I am holding The Best of Elvis Costello and the Attractions CD.  $6.99.  I used to have this on cassette.  I remember singing along with Elvis to “Alison,” “Pump it Up,” and “Every Day I Write the Book.”  I remember my high-school crush giving me grief for buying “best of” albums.

My phone rings.  It is a call I have been expecting from a friend and mentor.  I drop the CD back in the bin and walk outside.  I will return later for it.

But I don’t.  During the course of our call, I find out she is moving away.  The stars have aligned and a “not-to-be-missed” opportunity has been presented to her family.  I am the first person she has told.

I am delighted for her.  And I feel the loss inside of me too.  I am acutely aware that our relationship will change.  I am tired of change, I think.  And yet, when things stay the same, I am restless and bored.

We finish our call and I go to Paciugo for gelato.  I order a piccolo cup – toasted coconut, sea-salt caramel, and cinnamon – and eat it walking home.  The sun is shining and the air is cool.  I am wearing gloves.  I tell myself I will go back to Laurie’s later.

But I don’t.

A friend comes over, and later, when I drive her home, she asks if I am looking forward to my Friday night alone.  Sometimes I do.  Especially this time of year, when night comes early and my radiator-heated apartment feels toasty.

I do not feel this way tonight.  I tell her so, bursting into tears.  By the time I pull over to her apartment I am sobbing uncontrollably in her arms.

I am so lonely.  She holds me.

I have been on the verge of tears all week.  This is not entirely unexpected.

Perhaps it’s because my ex-boyfriend – the one I always sort of held out hope for and thought “maybe one day…”– got engaged.

Perhaps it is because my friend and mentor is moving.  Or because I have begun to look for work in earnest, for the first time in 12 years.

Perhaps it is because I chatted online with my ex-husband today and that always kind of throws me off my square.

Or maybe it is because it is the first week in November.  That it’s just that way right now.  I don’t know.  I’m not sure that it matters.

All I know is going home by myself, to myself, is a really bad idea.  I know I won’t cook or write or take a bath.  I am pretty certain I will do something not helpful, like look up old lovers on Facebook.

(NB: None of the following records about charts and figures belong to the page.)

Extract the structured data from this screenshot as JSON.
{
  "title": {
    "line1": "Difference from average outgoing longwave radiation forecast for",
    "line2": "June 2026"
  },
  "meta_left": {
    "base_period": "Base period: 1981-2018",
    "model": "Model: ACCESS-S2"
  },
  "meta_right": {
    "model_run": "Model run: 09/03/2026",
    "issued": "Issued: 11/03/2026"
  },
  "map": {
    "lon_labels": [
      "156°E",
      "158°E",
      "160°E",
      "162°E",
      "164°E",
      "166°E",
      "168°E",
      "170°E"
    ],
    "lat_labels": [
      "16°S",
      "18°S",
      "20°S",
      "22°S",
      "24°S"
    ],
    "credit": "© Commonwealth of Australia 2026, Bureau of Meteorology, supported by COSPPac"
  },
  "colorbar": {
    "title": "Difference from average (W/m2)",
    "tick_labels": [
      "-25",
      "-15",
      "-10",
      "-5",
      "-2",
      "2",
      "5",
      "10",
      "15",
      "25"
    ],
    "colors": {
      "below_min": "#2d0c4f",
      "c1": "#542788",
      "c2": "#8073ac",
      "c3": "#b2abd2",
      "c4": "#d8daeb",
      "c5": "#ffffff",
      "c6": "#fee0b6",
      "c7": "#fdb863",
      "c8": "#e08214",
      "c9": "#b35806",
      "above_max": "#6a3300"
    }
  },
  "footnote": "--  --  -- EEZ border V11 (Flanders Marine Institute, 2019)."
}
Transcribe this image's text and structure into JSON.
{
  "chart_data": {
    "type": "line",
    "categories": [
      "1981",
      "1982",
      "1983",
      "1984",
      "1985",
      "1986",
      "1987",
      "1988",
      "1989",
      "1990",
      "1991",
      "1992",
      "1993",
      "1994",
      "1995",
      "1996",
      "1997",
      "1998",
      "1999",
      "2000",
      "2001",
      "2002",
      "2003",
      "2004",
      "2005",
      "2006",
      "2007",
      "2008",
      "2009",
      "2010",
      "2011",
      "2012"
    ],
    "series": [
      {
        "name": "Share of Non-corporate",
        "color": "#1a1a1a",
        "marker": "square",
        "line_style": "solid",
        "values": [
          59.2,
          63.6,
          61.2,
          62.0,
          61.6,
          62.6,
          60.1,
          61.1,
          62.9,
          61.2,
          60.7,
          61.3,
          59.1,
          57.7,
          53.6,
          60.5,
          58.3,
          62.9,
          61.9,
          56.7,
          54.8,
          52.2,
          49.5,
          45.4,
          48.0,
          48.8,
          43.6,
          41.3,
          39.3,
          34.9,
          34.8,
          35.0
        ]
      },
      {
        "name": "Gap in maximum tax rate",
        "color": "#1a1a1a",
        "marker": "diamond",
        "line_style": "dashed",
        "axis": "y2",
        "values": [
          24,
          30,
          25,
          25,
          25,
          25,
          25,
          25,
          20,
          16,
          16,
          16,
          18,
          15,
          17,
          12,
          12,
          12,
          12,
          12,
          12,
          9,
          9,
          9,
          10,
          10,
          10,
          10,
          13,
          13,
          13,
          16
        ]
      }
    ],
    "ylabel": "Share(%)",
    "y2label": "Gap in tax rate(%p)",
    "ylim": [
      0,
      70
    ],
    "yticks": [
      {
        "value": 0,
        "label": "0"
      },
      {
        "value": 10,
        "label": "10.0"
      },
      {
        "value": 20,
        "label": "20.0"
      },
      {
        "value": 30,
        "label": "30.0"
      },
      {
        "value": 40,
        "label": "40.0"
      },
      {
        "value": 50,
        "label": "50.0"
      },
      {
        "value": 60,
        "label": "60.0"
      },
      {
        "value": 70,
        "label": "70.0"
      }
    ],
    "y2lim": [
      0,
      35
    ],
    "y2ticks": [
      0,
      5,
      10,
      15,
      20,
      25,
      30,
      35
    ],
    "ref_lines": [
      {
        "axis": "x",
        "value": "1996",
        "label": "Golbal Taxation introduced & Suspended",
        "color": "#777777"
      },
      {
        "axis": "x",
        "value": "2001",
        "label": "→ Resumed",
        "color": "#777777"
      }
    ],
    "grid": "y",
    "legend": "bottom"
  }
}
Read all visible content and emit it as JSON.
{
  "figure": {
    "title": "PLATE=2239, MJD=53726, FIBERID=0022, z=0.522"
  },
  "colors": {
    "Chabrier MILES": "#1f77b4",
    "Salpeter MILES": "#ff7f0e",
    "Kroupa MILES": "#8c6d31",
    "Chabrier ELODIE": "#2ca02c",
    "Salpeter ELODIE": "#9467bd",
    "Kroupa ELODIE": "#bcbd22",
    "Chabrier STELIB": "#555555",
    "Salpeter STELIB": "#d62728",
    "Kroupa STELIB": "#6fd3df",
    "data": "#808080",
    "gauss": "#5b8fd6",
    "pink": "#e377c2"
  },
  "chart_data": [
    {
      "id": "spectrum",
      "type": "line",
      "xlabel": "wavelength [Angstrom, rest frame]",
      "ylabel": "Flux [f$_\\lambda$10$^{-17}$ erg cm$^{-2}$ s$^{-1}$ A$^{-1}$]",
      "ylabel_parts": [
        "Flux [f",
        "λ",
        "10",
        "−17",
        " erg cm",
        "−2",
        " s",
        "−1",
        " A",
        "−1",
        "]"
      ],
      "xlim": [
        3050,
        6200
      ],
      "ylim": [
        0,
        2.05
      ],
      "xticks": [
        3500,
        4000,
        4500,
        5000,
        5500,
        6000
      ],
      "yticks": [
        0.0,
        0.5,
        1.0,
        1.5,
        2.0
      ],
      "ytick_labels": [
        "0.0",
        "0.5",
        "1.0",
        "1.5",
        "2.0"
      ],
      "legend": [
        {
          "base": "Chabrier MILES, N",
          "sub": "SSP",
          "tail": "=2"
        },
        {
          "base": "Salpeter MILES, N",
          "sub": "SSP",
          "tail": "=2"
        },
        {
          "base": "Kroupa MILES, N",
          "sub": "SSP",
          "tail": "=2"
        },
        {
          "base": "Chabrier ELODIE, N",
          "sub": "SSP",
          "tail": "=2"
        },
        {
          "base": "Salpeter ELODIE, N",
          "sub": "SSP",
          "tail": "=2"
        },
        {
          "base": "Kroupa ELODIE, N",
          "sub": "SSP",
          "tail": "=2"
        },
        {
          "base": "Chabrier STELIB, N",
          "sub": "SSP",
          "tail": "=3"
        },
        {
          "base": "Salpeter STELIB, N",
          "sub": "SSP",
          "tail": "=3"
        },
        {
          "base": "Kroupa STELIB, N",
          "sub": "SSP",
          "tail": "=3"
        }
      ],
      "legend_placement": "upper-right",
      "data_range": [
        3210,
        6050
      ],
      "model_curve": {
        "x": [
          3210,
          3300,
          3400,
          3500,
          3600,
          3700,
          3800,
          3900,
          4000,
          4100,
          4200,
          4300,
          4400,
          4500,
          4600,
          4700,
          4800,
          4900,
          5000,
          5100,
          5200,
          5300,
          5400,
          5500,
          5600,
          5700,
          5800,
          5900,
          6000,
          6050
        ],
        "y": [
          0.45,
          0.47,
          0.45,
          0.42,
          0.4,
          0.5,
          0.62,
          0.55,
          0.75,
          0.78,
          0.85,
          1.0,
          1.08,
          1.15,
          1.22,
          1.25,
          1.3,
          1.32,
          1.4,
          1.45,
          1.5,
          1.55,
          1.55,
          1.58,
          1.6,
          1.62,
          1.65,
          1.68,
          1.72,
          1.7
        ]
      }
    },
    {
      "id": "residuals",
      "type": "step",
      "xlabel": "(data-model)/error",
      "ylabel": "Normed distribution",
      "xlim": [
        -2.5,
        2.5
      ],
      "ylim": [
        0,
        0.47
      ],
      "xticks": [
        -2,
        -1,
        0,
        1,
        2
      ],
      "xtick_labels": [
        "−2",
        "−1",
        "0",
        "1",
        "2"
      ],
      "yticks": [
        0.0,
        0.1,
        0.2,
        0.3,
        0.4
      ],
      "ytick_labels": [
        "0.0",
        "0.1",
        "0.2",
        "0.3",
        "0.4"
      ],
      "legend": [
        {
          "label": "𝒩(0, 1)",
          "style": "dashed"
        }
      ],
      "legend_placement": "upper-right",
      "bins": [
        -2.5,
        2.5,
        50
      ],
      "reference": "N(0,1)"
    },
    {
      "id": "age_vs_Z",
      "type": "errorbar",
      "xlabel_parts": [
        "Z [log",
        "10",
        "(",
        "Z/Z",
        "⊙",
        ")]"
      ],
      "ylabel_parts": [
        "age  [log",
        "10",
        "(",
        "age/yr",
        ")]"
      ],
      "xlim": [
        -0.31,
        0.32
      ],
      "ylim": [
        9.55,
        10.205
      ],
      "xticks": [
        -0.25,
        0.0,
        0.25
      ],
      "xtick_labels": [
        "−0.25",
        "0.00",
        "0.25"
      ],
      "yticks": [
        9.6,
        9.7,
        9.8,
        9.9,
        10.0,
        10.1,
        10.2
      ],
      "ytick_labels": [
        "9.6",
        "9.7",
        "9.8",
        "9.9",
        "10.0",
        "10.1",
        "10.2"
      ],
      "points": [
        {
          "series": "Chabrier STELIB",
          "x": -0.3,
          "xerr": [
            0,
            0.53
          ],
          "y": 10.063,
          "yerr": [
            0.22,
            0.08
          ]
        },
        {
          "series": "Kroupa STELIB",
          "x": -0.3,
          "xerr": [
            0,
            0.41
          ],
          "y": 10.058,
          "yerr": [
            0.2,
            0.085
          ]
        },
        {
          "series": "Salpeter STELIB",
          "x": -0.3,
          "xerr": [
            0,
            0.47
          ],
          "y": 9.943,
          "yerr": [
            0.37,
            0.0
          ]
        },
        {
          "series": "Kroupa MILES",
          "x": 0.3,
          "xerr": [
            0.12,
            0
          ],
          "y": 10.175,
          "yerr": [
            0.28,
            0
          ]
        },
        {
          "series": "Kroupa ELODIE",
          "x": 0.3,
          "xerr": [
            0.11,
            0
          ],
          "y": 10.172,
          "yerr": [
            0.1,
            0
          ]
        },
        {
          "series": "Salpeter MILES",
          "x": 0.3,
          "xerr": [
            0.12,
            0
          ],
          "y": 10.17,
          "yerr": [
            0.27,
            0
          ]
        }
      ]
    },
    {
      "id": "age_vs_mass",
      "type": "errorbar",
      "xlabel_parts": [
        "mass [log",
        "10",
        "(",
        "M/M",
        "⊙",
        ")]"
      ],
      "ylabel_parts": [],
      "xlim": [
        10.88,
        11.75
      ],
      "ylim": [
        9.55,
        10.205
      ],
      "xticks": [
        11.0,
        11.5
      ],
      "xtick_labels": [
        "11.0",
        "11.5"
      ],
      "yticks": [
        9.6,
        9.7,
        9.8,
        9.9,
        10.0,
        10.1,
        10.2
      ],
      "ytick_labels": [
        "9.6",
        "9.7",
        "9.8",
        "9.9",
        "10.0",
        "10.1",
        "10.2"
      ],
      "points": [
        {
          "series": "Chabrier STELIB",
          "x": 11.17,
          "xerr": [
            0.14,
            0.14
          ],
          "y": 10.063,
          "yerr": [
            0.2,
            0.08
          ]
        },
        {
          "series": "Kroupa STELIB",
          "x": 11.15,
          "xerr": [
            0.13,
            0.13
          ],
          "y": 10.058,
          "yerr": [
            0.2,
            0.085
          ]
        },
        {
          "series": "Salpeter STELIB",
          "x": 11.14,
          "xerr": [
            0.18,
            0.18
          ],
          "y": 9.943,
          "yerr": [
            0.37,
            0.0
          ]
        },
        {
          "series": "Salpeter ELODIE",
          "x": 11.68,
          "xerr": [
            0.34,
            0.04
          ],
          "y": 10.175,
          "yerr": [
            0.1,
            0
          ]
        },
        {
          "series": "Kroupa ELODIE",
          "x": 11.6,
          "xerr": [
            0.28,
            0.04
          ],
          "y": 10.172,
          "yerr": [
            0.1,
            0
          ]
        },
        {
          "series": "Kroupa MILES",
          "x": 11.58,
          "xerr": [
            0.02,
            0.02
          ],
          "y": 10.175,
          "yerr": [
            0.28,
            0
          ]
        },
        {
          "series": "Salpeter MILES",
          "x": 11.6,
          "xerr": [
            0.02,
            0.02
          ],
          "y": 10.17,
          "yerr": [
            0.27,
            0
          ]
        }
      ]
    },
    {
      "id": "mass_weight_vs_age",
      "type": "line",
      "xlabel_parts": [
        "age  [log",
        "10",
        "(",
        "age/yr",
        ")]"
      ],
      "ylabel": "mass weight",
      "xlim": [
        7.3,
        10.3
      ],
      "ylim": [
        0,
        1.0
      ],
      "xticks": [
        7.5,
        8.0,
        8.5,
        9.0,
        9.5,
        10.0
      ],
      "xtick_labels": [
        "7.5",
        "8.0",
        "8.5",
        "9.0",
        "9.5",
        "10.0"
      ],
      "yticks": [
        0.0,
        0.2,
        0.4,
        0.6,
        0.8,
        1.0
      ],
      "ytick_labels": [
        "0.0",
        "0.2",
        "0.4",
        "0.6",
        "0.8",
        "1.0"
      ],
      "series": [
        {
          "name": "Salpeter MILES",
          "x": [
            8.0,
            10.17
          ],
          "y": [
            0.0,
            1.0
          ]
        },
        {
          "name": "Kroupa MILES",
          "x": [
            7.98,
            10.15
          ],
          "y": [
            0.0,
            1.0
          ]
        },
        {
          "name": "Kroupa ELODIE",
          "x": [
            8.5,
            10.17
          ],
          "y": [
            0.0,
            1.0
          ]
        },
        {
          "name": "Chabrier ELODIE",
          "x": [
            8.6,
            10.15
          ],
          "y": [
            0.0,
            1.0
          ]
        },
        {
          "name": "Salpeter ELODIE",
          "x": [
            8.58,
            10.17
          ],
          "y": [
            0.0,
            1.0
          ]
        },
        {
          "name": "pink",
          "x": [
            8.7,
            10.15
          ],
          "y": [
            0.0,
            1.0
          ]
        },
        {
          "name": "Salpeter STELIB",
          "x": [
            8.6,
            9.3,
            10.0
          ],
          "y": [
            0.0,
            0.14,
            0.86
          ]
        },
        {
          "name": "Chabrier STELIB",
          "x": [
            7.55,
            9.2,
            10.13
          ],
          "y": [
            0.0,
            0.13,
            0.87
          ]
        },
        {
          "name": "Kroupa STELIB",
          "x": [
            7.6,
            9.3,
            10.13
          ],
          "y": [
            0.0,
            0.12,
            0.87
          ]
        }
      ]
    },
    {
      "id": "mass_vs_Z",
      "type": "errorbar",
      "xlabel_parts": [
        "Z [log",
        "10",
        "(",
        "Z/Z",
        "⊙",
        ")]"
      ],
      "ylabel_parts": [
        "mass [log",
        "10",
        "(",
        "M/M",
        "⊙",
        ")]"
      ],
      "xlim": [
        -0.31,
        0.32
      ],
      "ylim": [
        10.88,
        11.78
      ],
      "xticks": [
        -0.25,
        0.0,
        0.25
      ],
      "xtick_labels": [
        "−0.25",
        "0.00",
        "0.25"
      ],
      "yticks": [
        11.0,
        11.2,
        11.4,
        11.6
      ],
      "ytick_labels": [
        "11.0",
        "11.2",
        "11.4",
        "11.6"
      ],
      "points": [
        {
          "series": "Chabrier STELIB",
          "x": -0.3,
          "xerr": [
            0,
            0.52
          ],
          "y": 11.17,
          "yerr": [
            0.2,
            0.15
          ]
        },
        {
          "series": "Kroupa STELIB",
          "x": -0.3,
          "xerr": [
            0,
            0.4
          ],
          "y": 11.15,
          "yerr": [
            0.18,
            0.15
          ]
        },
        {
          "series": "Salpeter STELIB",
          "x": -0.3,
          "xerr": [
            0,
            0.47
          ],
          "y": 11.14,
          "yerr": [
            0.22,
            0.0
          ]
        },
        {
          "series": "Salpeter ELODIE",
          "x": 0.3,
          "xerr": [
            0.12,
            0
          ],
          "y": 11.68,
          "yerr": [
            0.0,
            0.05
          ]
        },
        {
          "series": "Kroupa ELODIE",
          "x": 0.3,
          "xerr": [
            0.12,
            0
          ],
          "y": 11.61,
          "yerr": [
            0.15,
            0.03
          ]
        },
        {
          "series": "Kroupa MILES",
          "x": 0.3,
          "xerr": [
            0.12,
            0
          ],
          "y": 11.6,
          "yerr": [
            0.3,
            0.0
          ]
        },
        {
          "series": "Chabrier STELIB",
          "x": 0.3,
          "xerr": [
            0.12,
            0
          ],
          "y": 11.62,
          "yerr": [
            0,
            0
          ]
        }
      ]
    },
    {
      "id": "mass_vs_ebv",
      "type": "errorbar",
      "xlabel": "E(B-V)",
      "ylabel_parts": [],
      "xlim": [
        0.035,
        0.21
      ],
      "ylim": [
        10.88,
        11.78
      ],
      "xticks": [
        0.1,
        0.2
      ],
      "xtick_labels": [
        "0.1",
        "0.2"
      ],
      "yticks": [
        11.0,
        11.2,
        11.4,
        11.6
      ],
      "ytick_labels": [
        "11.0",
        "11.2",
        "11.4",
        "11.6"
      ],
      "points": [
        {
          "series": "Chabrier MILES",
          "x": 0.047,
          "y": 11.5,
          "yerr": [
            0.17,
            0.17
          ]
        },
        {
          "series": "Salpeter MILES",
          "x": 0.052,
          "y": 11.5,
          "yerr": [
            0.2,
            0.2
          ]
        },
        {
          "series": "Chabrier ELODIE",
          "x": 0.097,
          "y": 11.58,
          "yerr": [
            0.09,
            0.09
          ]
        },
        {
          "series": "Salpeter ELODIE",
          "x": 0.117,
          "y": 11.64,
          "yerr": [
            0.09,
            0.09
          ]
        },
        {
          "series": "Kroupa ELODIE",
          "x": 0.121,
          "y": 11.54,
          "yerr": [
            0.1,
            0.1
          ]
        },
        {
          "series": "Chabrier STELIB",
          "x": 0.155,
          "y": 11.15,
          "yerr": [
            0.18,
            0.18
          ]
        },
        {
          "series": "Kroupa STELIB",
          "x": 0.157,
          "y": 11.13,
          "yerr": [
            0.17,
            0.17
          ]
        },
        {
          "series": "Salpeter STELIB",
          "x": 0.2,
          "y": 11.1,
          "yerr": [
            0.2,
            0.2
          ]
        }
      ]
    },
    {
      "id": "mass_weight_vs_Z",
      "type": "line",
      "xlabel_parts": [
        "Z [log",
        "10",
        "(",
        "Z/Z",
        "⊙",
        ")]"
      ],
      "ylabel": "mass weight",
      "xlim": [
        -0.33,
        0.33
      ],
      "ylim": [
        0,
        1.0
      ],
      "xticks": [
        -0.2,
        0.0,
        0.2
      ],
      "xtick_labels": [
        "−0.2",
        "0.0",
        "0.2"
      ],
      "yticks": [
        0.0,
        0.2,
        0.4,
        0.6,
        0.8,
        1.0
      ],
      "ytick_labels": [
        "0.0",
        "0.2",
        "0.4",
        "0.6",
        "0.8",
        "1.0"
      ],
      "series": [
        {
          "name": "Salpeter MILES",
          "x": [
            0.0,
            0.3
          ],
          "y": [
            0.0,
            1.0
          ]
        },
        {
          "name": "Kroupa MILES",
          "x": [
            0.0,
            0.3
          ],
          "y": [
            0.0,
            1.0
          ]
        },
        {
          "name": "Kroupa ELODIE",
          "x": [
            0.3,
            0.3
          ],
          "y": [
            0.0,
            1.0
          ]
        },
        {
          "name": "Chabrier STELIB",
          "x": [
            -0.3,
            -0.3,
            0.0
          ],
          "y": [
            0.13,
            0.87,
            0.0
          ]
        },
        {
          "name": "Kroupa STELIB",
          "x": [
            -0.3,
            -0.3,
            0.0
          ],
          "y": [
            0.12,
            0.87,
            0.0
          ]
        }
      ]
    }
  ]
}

I don’t feel like going back to Laurie’s either.  I don’t want to hear the chatter in my head.  And I don’t want to talk about it.  There is nothing more to say.  And knowing that is really something of a miracle.

Dallas_Buyers_Club_posterDallas Buyers Club is playing at the Century Theatres.  If I drive fast I can make the 8:30 show.  I make a beeline and arrive with time to spare.

I buy a ticket and claim a seat on the end.  I lay my coat on the seat next to me, joining the one belonging to the man sitting two to my right.  He is also alone.

I think about Tony, my first close friend diagnosed with AIDS.  I remember him cutting my hair in his kitchen and doing me up like a drag queen, full-well knowing I would never wear my hair like that.  But it makes him happy.  I remember smoking pot with him and eating empanadas in Detroit.  I remember that AZT made his mouth taste like metal and put him in a cranky mood.

But mostly, I get lost in the story unfolding in front of me.

I forget that Matthew McConaughey is Matthew McConaughey and not Ron Woodruff – a red-neck, homophobic, drug-addicted Texan diagnosed with AIDS.  I open my heart to this man who lived seven years instead of 30 days.

This man who befriended a card-shark, drag queen named Rayon.  Who smuggled non-FDA approved treatments into the United States for his Dallas Buyers Club.  Who in helping himself, helped others.

I cry watching him hold on to that bull for eight-seconds.  (See the movie.  You’ll understand.)  I cry when the screen goes black and silent white letters report his death.  Even though it isn’t a surprise.

I have gotten caught up in someone else’s story instead of my own.  It is what I had hoped for.

Driving home, I feel just a little bit better.  But I am still holding on by my fingernails.  Like a newly sober alcoholic counting the minutes before bed – congratulating himself and thanking God for making it through another day without drinking.

Holding on to that bull for eight seconds.  Holding on.